April McNabb, a quasi-friend of Julia’s, is in a tough situation -- she is in an interracial marriage, her baby has died, and the church where her father is minister is threatening to picket the church where she wants to bury her stillborn son.

Julia met April in the town jail when Julia was a murder suspect, but that’s another story (So Dear to Wicked Men). Julia supports April by going to the funeral and, thus, witnesses her threatening the man responsible for the picketing, Walter Fry, a respected deacon at the Mount Sinai Tabernacle Church. When April brandishes a gun, Fry runs and all hell breaks loose.

Later, when Fry is found shot to death, April is the prime suspect. April’s husband Davon is found beaten almost to death by two “good old boys” at the graveyard. Julia decides to prove April innocent by finding the real killer. But situations crop up along the way, almost deterring Julia, and then Nick, from this goal. .

The cast of characters is very complex. There is April’s family, who are almost as bigoted as Walter Fry, and Davon’s family, who are not all that keen on April. Davon’s sister has secrets of her own. Are they enough to kill for? Walter Fry had many hidden aspects of his character -- or lack thereof -- that could have caused his death. What about his wife, Bitsy?

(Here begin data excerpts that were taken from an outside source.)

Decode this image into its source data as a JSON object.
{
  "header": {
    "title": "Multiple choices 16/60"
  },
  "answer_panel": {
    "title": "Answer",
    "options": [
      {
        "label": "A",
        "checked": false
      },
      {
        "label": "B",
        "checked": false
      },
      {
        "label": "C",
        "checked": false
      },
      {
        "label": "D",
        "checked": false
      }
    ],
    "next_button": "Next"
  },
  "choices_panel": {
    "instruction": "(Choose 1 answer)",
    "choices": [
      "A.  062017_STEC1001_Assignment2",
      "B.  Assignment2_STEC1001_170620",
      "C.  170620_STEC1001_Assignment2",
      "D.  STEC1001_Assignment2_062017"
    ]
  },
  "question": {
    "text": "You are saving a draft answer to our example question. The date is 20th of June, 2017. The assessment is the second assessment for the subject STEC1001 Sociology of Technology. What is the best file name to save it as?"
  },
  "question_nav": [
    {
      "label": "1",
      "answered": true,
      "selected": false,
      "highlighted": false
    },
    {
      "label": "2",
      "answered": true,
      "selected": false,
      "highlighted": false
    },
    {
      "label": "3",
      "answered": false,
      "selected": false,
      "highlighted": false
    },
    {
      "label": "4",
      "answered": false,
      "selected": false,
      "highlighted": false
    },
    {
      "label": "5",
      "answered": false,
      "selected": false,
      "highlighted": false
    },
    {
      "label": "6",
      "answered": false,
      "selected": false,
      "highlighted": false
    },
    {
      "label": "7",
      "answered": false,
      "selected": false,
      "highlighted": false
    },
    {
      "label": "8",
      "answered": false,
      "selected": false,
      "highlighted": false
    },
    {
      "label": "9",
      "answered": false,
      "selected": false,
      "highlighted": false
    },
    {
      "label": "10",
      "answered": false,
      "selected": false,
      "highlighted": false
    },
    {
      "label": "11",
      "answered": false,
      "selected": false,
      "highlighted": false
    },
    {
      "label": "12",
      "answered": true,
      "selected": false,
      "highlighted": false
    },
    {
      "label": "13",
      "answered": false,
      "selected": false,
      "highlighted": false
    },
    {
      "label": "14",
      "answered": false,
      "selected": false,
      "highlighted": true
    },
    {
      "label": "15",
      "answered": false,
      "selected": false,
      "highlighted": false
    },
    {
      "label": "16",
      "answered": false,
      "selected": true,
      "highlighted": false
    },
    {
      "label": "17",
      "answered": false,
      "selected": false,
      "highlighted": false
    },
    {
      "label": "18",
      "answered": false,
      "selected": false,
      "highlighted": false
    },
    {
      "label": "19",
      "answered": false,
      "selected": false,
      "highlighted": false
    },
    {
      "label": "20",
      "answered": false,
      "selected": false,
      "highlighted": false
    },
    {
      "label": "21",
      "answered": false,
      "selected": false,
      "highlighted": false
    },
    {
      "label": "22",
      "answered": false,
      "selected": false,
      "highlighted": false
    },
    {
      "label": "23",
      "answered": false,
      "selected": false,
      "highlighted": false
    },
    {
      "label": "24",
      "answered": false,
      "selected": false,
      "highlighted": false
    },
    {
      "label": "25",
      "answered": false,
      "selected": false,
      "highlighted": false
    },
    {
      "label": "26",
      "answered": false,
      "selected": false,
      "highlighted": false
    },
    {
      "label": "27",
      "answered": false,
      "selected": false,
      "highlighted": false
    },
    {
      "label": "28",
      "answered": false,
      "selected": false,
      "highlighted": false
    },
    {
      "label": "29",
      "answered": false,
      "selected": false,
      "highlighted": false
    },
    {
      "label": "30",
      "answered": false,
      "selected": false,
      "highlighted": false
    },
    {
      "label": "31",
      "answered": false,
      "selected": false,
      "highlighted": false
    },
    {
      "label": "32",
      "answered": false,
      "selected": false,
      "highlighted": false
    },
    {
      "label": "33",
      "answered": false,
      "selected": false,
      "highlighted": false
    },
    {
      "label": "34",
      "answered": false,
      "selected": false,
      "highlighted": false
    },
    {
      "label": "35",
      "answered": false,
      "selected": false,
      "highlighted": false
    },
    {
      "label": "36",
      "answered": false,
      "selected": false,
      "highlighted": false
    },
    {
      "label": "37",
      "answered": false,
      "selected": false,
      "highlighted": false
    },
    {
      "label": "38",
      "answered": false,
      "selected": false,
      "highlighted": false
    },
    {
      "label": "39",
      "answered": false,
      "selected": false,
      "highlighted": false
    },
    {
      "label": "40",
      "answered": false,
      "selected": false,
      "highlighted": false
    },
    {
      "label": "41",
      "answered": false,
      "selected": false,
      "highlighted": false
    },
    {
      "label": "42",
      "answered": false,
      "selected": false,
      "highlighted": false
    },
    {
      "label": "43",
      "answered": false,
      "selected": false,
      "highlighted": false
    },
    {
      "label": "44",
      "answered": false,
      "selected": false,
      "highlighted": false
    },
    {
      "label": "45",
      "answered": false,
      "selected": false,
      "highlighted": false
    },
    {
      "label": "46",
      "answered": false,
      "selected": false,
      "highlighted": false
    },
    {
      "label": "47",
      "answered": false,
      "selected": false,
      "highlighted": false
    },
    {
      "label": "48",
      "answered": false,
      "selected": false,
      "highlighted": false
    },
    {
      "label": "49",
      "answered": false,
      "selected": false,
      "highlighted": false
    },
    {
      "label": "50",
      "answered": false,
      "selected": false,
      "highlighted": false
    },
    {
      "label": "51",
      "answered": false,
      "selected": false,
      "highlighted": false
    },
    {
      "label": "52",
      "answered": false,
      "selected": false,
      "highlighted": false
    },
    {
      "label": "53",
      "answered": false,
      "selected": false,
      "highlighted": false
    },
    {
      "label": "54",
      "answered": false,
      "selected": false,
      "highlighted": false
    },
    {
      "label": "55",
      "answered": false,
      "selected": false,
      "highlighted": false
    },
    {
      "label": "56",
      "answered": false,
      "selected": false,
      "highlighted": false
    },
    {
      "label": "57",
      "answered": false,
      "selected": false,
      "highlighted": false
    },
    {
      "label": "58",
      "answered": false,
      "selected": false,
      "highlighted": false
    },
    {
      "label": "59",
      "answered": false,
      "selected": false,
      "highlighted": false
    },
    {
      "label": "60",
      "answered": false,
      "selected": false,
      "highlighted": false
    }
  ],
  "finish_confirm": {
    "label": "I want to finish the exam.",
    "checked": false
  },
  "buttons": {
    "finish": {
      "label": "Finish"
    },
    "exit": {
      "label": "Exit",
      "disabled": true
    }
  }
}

Was she really the meek, timid helpmate who knew nothing about Walter’s secrets?

Other characters include the young black woman that Walter left a half interest in the local honkytonk; the other half-owner in the honkytonk who had a real gambling problem; the lawyer who had made good and had a real interest in April’s case; Spiros, the cook in Nick and Julia’s restaurant; and the two evil hired hands who love to beat up whoever got in their way.

Somewhere in the middle of the story, the plot slowed down and got a little stagnant. By the second half, this reviewer had picked the murderer only because that person seemed like the least likely. Guess who was the murderer? That’s right -- the least likely person. Oh, the clues were there, but it was still a little flimsy. Other characters seemed much more likely to react in that way. This was a good enough mystery yarn -- it just needed a little more action in the middle and a more likely ending.